Raymond 'Ray' Boyce (1947-1974) was an American computer scientist who was known for his research in relational databases. He is most known for his work co-developing the SQL database language and Boyce-Codd normal form.

Boyce grew up in New York, and went to college at Providence College, from which he graduated in 1968. He earned his PhD in computer science at Purdue in 1972. His wife Sanndy, whom he met in college, was a nurse. After leaving Purdue he worked on database projects for IBM in Yorktown Heights, New York. In the short period that he had, which was not quite two years long, he co-developed Boyce–Codd normal form. Together with Donald D. Chamberlin he co-developed Structured Query Language (SQL) while managing the Relation Database development group for IBM in San Jose, California. He died in 1974 as a result of an aneurysm, leaving behind his wife of almost five years, Sanndy, and his daughter Kristin, who was just ten months old.

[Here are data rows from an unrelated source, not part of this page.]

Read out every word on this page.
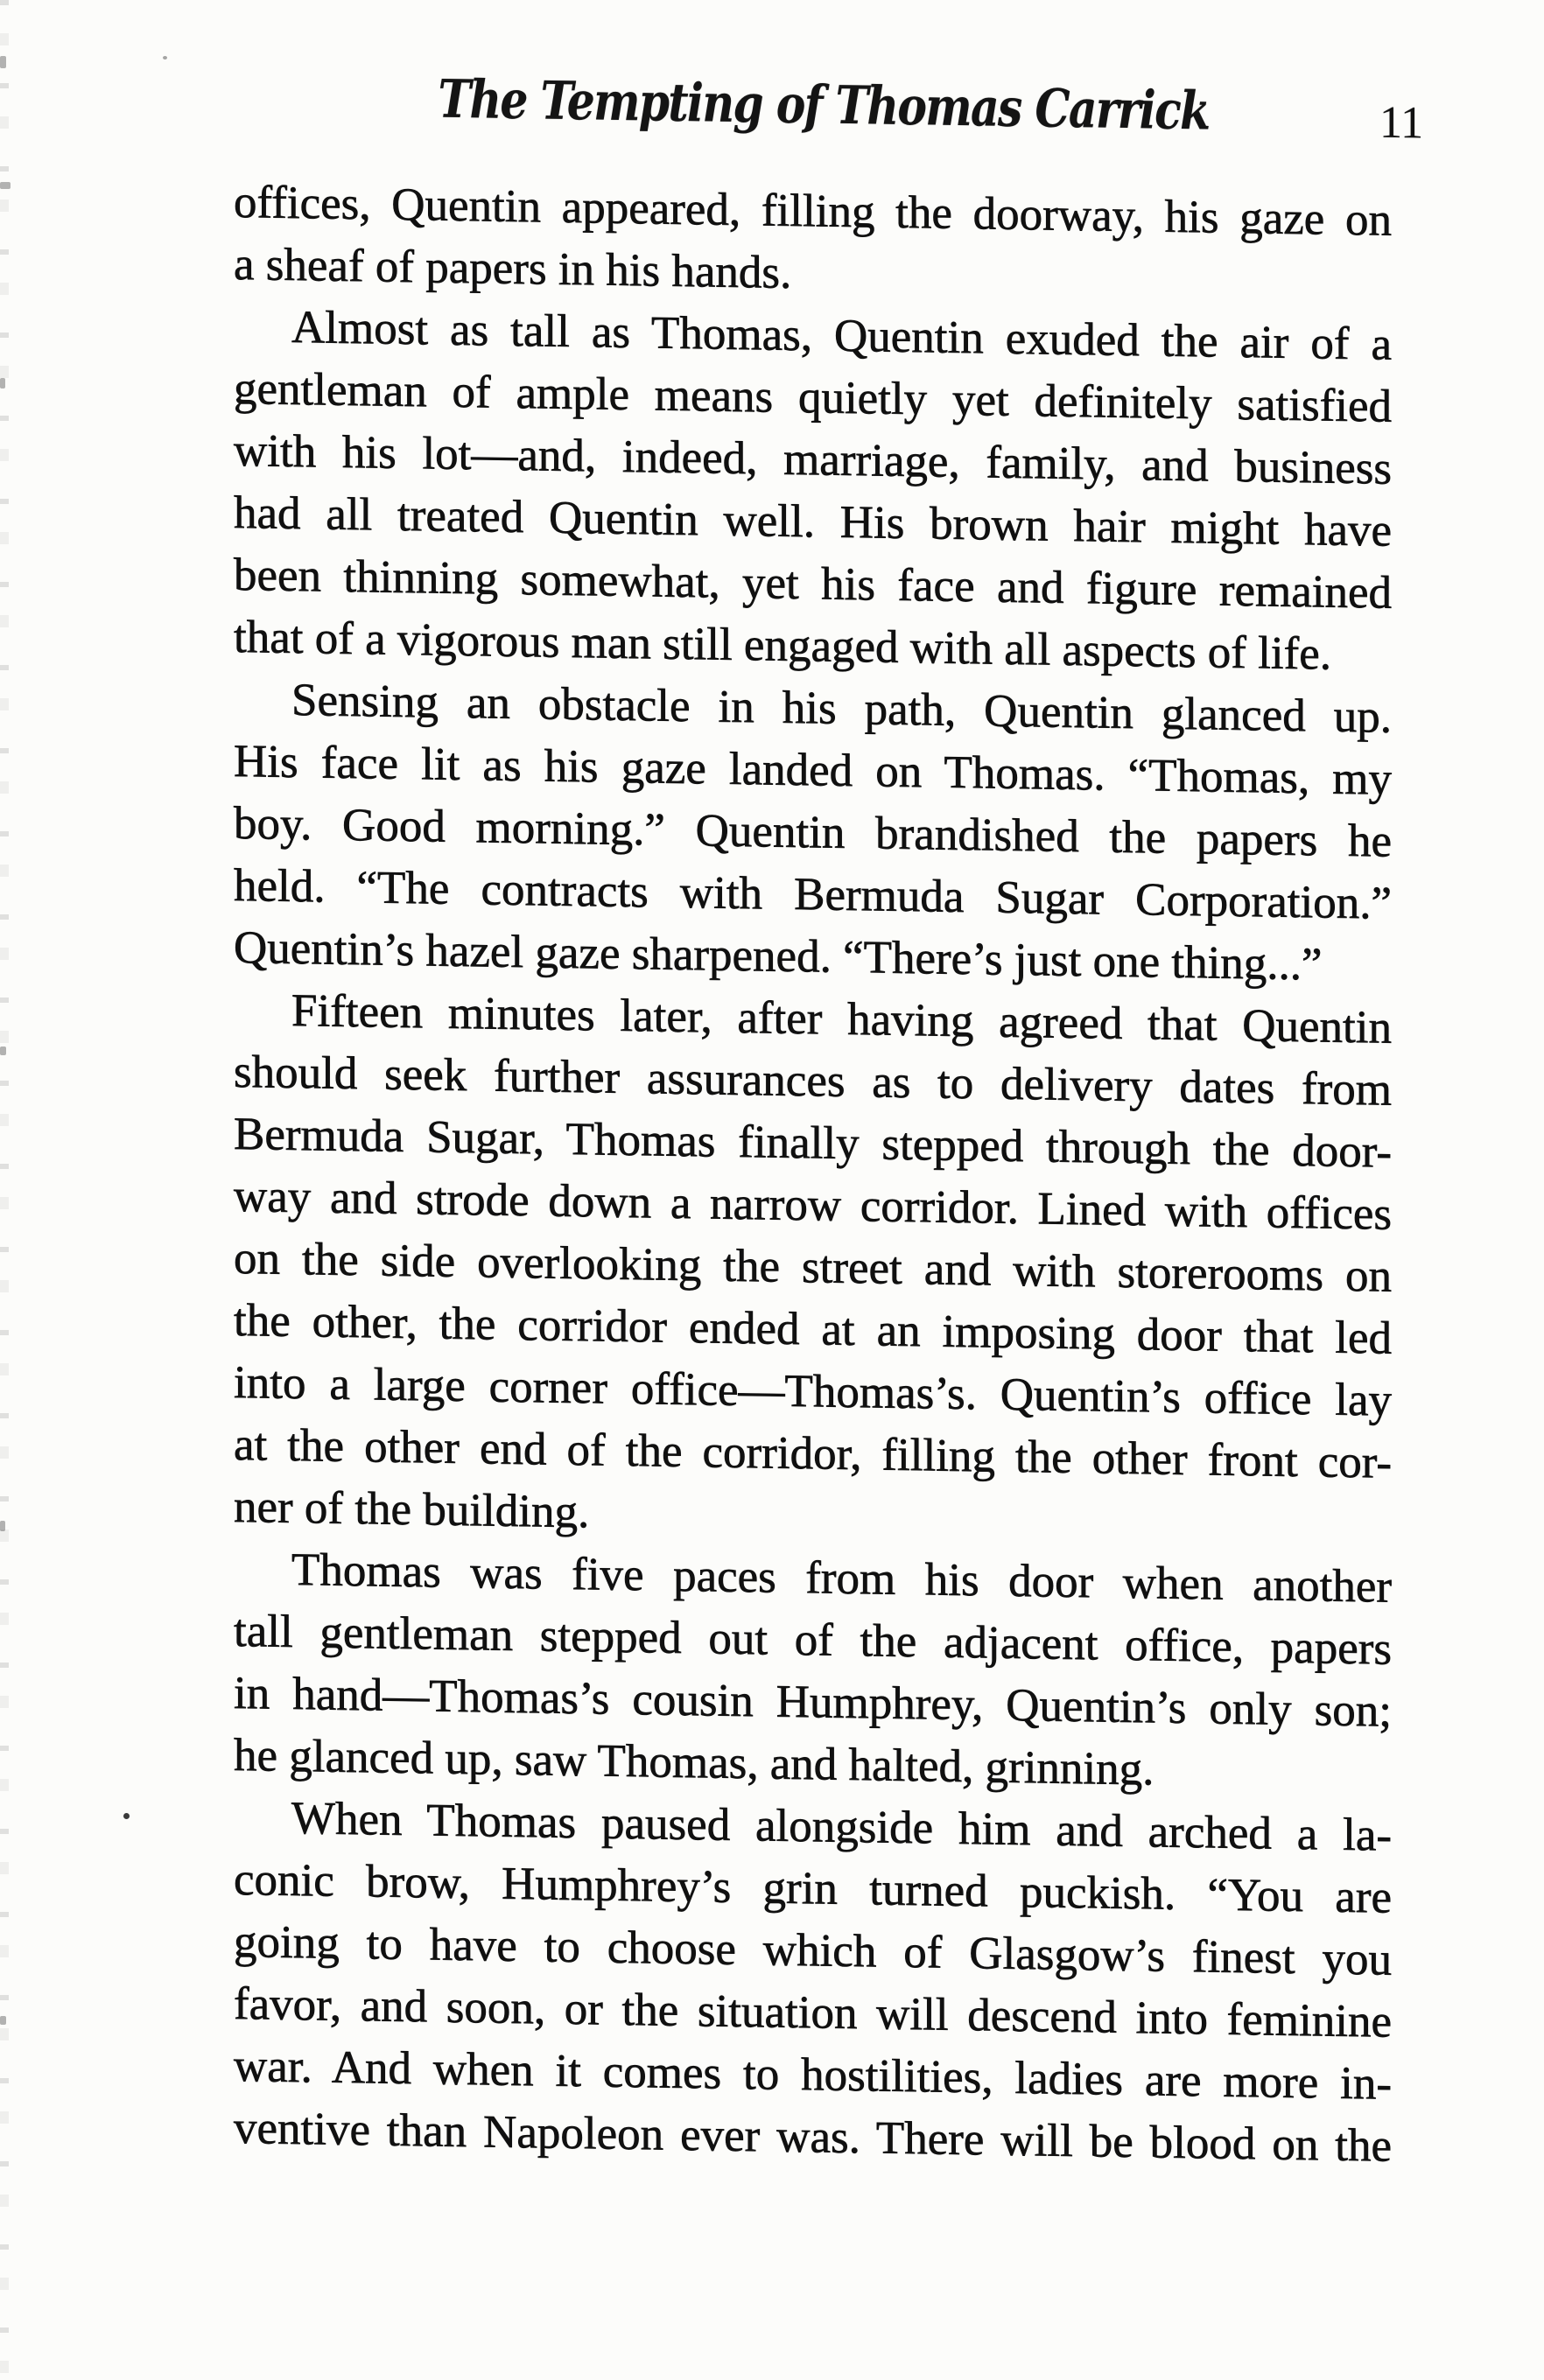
The Tempting of Thomas Carrick	11
offices, Quentin appeared, filling the doorway, his gaze on
a sheaf of papers in his hands.
Almost as tall as Thomas, Quentin exuded the air of a
gentleman of ample means quietly yet definitely satisfied
with his lot—and, indeed, marriage, family, and business
had all treated Quentin well. His brown hair might have
been thinning somewhat, yet his face and figure remained
that of a vigorous man still engaged with all aspects of life.
Sensing an obstacle in his path, Quentin glanced up.
His face lit as his gaze landed on Thomas. “Thomas, my
boy. Good morning.” Quentin brandished the papers he
held. “The contracts with Bermuda Sugar Corporation.”
Quentin’s hazel gaze sharpened. “There’s just one thing...”
Fifteen minutes later, after having agreed that Quentin
should seek further assurances as to delivery dates from
Bermuda Sugar, Thomas finally stepped through the door-
way and strode down a narrow corridor. Lined with offices
on the side overlooking the street and with storerooms on
the other, the corridor ended at an imposing door that led
into a large corner office—Thomas’s. Quentin’s office lay
at the other end of the corridor, filling the other front cor-
ner of the building.
Thomas was five paces from his door when another
tall gentleman stepped out of the adjacent office, papers
in hand—Thomas’s cousin Humphrey, Quentin’s only son;
he glanced up, saw Thomas, and halted, grinning.
When Thomas paused alongside him and arched a la-
conic brow, Humphrey’s grin turned puckish. “You are
going to have to choose which of Glasgow’s finest you
favor, and soon, or the situation will descend into feminine
war. And when it comes to hostilities, ladies are more in-
ventive than Napoleon ever was. There will be blood on the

SQL was initially co-developed at IBM by Boyce alongside Donald D. Chamberlin in the early 1970s. Initially called SEQUEL (Structured English Query Language) and based on their original language called SQUARE (Specifying Queries As Relational Expressions). SEQUEL was designed to manipulate and retrieve data in relational databases. By 1974, Chamberlin and Boyce published “SEQUEL: A Structured English Query Language” which detailed their refinements to SQUARE and introduced us to the data retrieval aspects of SEQUEL. It was one of the first languages to use Edgar F. Codd's relational model. SEQUEL was later renamed to SQL by dropping the vowels, because SEQUEL was a trade mark registered by the Hawker Siddeley aircraft company. Today, SQL has been generally established as the standard relational database language.